Baptiste Roussillon incarne avec justesse ce personnage rattrapé bien trop vite par la réalité. C’est un heureux personnage qui progressivement se fait violenter. Si le début du spectacle est un moment léger, il bascule lentement vers le drame. Le comédien seul en scène, dévoile son talent pour les mimiques. Les grimaces du clown deviennent celles d’un homme qui souffre. Roussillon, par sa maîtrise du rythme, parvient à tenir ses spectateurs en haleine, qui n’osent plus faire échapper un rire.

Loin du spectacle enfantin, Stanislas Cotton signe un texte très dur et dérangeant. Percutant est également l’une des caractéristiques de cette pièce. 


La mise en scène de Vincent Goethals est au plus proche de son personnage ; un miroir pour faire face à son double, un escabeau pour prendre de la hauteur, tenter de fuir et un seau. Les codes du costume de clown sont bien au rendez-vous ; le nez rouge, le maquillage et les grandes chaussures. 

Bad Little Bubble B. @Théâtre du Rond-Point, le 05 Décembre 2014



Dans une mise en scène de Laurent Bazin, cinq comédiennes (Cécile Chatignoux, Céline Clergé, Chloé Sourbet, Lola Joulin et Mona Nasser) se prêtent au jeu de la performance artistique sur la thématique centrale : la pornographie.

Le spectacle est une succession de scénettes qui balaient les sujets connexes. Corps nus sur une scène nue. Seules les lumières font office de décor. Cinq comédiennes se prêtent au jeu avec un ton décalé et arrivent à nous interroger sur le rapport entretenu avec notre corps.

Ici, pas de provocation ! On assiste à des parodies de conférence universitaire sur la pornographie, casting pour un film pornographique avec le cliché de l’actrice originaire des pays de l’Est, tout y passe !

C’est peut-être cru mais au fond, le traitement, lui, est poétique ! Bad Little Bubble B est un titre qui nous fait penser aux balbutiements. Balbutie-t-on lorsqu’on est surpris en pleine vision de film pornographique ? La honte nous parcourt quelque peu et on finit par bafouiller. 

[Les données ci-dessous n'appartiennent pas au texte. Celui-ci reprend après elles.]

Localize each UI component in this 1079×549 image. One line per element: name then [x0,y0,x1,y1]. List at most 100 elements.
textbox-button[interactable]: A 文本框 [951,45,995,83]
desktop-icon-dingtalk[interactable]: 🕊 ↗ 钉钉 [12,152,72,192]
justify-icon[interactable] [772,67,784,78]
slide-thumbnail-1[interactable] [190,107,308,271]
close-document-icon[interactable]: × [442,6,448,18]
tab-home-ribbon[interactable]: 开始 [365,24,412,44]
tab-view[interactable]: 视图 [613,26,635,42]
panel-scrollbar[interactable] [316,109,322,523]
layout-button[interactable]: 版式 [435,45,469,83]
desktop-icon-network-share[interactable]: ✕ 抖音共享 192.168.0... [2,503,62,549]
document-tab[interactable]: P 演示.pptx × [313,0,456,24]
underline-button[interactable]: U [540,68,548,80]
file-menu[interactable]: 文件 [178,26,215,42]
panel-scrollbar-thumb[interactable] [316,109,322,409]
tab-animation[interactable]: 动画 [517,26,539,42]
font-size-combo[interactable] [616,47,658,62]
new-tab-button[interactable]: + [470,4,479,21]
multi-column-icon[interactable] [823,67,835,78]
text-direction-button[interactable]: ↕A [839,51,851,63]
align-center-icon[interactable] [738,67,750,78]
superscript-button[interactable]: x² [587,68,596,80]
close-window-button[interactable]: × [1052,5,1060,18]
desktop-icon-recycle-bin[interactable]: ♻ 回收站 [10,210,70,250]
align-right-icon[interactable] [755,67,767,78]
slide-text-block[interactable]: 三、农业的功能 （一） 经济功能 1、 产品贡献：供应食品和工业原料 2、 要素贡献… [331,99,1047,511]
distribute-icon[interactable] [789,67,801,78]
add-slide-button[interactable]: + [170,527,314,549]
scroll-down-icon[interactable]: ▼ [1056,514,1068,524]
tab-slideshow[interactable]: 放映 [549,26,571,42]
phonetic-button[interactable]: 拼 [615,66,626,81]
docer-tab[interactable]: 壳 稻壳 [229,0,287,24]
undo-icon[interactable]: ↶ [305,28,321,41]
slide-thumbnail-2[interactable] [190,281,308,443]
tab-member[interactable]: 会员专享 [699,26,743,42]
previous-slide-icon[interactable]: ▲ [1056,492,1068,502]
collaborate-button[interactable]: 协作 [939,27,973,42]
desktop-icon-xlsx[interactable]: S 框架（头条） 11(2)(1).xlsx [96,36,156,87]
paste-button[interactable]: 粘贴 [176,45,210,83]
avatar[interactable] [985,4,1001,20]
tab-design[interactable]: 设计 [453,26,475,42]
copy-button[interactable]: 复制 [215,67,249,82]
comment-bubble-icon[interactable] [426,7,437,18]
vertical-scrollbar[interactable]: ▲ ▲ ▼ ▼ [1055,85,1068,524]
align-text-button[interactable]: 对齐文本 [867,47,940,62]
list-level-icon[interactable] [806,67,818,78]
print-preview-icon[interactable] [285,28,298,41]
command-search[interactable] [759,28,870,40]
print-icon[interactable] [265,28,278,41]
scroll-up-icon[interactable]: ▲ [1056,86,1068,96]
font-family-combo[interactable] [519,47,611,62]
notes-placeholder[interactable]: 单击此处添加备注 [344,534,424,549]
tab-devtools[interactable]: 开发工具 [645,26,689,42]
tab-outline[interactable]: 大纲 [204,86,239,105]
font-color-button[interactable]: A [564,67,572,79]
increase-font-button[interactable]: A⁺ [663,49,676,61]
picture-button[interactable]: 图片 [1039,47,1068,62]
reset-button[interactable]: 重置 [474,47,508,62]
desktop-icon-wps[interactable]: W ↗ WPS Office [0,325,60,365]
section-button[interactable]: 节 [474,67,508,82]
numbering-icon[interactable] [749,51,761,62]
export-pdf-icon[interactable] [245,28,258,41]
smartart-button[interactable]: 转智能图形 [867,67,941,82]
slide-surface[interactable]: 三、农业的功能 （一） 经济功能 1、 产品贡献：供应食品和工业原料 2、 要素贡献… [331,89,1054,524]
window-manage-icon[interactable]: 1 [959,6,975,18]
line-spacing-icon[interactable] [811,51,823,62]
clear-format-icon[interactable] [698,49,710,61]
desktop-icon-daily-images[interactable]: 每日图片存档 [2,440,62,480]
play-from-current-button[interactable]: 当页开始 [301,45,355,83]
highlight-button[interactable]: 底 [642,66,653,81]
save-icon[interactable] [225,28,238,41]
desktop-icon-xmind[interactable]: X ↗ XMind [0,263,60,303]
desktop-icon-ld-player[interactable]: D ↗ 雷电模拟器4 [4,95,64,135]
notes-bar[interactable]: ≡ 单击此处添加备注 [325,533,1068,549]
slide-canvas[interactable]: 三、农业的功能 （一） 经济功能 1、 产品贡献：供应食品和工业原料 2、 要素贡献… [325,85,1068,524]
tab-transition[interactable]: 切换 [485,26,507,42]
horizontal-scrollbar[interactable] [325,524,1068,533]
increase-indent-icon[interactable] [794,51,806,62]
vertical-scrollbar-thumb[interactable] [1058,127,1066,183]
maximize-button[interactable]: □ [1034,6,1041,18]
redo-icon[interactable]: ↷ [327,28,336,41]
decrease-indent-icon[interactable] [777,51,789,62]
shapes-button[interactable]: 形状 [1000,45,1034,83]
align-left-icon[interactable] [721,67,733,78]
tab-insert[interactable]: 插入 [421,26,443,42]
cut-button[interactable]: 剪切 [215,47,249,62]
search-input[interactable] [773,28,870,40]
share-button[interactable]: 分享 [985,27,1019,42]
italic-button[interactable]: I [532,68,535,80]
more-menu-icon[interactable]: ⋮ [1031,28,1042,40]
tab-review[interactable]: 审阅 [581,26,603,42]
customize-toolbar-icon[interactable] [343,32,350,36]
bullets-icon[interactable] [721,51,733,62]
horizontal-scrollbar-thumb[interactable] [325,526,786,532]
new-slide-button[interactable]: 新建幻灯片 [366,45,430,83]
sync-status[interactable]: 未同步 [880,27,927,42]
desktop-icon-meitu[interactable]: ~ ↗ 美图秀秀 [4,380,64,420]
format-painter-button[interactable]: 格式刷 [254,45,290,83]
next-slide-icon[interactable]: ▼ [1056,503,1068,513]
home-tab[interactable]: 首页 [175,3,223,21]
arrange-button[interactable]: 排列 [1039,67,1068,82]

La petite histoire @Théâtre de verre, le 30 Novembre 2014


La petite histoire c'est celle qu'on ne veut pas ressasser tant elle est douloureuse. 
Pourtant on s'efforce, persuadés qu'on pourrait aller mieux. 

La scène se déroule dans des tombeaux, Montaigue (Morgan Floc'h) et Capulet (Alain Leclerc) sortent de leurs cercueils, s'arment de courage et racontent la petite histoire à la mémoire de leurs enfants qu'ils ont destiné à mourir. Ils ne peuvent oublier la haine de leurs familles respectives. 
Tout est évoqué : les bagarres, les provocations,l'exil pour finir par la mort. 
Ils sont rongés par le mal qu'ils ont infligé à leurs enfants. 
Roméo (Wilhem Mahtallah) était fou de Juliette (Alexandra Branel), il n'adressait plus la parole à sa mère avec laquelle il était si proche et Juliette forcée d'épouser Paris. 

Le plateau est sobre, l'éclairage - signé Laëtitia Favret et Francis Bôquet - est assuré par des bougies alignées sur toute la longueur de la scène. L'ambiance funèbre est au rendez-vous. 
Rémy Lesperon signe une composition sonore minimaliste; un jeu entre les échos et une sonorité précieuse, interprétée de moitié en direct. 

Capulet et Montaigue sont vêtus de noir, leurs yeux sont marqués, un vrai style gothique; dentelle et cuir - confectionnés par les mains de Jarno Eslan - . Leurs enfants font contraste et la pureté de leurs âmes se voit : Juliette porte une robe blanche, Roméo porte un costume alliant noir et blanc. 

Guillaume Moreau retranscrit au mieux le texte d'Eugène Durif, noir et tragique. Il y introduit une scène de commedia dell'arte qui trouve justement sa place. 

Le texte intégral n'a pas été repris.